- "Now that the vaccine developers are approaching the finishing line, distributing this thing is priority number one," CNBC's Jim Cramer said.
- The "Mad Money" host pointed to the stocks of FedEx, UPS, McKesson, Carrier and CVS Health for investment opportunities.
- "They're the ones who'll ultimately solve this crisis, assuming we can convince enough people to take the darned vaccine," he said.

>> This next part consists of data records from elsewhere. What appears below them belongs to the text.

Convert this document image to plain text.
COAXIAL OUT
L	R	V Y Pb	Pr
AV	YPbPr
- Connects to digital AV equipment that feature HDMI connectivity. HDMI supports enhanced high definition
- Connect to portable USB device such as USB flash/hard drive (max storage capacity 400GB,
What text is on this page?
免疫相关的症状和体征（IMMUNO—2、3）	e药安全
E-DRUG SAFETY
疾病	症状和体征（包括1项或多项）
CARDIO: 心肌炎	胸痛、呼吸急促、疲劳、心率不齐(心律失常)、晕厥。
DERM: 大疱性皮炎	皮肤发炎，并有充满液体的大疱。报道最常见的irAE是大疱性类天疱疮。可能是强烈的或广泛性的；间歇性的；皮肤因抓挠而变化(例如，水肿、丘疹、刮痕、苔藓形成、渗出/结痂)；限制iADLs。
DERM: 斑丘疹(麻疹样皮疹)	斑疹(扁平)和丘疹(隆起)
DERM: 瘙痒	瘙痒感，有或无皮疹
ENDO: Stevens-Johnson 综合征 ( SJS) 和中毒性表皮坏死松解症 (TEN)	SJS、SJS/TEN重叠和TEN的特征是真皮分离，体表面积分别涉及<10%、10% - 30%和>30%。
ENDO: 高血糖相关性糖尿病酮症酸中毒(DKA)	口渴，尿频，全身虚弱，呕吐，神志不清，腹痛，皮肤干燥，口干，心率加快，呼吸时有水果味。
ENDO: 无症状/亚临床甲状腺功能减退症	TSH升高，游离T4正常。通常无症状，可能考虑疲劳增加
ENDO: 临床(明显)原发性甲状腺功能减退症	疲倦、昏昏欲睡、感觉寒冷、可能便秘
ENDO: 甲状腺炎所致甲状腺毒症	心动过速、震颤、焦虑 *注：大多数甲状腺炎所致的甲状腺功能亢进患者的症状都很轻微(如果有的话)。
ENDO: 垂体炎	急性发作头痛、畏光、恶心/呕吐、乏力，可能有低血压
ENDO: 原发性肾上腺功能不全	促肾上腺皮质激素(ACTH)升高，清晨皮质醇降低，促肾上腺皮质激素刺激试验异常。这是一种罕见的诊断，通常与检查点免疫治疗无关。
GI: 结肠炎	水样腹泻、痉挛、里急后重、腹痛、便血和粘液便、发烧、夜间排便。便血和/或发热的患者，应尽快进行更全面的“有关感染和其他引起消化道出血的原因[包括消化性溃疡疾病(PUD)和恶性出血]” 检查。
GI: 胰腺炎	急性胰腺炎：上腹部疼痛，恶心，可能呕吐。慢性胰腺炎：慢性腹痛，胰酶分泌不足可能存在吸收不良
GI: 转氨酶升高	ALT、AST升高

After Wall Street welcomed more positive data from a biotech firm working on a coronavirus vaccine Monday, CNBC's Jim Cramer turned his attention to investment opportunities linked to the vaccine distribution pipeline.
"Now that the vaccine developers are approaching the finishing line, distributing this thing is priority number one," the "Mad Money" host said.
Moderna is the latest vaccine producer to release optimistic phase three vaccine research results, even topping the promising information that Pfizer reported last week. Moderna found its potential vaccine to be more than 94% effective in preventing Covid-19, the disease caused by the novel coronavirus. Pfizer's preventative, also in a late-stage trial, found its vaccine to be 90% effective.
When the federal government approves a vaccine, it must be distributed to the states where state leaders are responsible for distributing it to residents, Cramer said about the next steps. Multiple companies will play a role in logistics, including refrigeration needed for the products.
He recommended investors look at names like FedEx and UPS for shipping services, McKesson for distribution, Carrier for freezer trucks and CVS Health for administering the shot.
"They're the ones who'll ultimately solve this crisis, assuming we can convince enough people to take the darned vaccine," he said.
Below are Cramer's takeaways for each stock:
"I really like the stock of UPS right here. It's selling for roughly 20-times next year's earnings estimates," he said. "I believe in [CEO Carol] Tomé's leadership and the company should make a fortune distributing the vaccine before the stay-at-home economy dries up."
"They built out a ton of infrastructure after shipping vaccines for the swine flu epidemic 11 years ago. That may give them an edge here," the host said.
"Carrier makes freezer trucks and they're all in on ensuring we have enough of them. They're integral to the chain," Cramer said.
"Before the vaccine gets to the logistics plays, it will likely go through the drug distributors," he said. "This is where the big money's going to be made. It's an oligopoly industry. It's controlled by McKesson, Cardinal Health … and AmerisourceBergen."
"If you want to buy one, I say you buy McKesson. That's the largest, it's the best-run and, crucially, the only drug distributor that's specifically been selected to participate [in] Operation Warp Speed," he added.
"The government has agreements with CVS and Walgreens to give the vaccine to residents of long-term care facilities," Cramer said. "Everyone with pharmacy exposure gets a boost. CVS should benefit the most."
Disclosure: Cramer's charitable trust owns shares of CVS Health and UPS.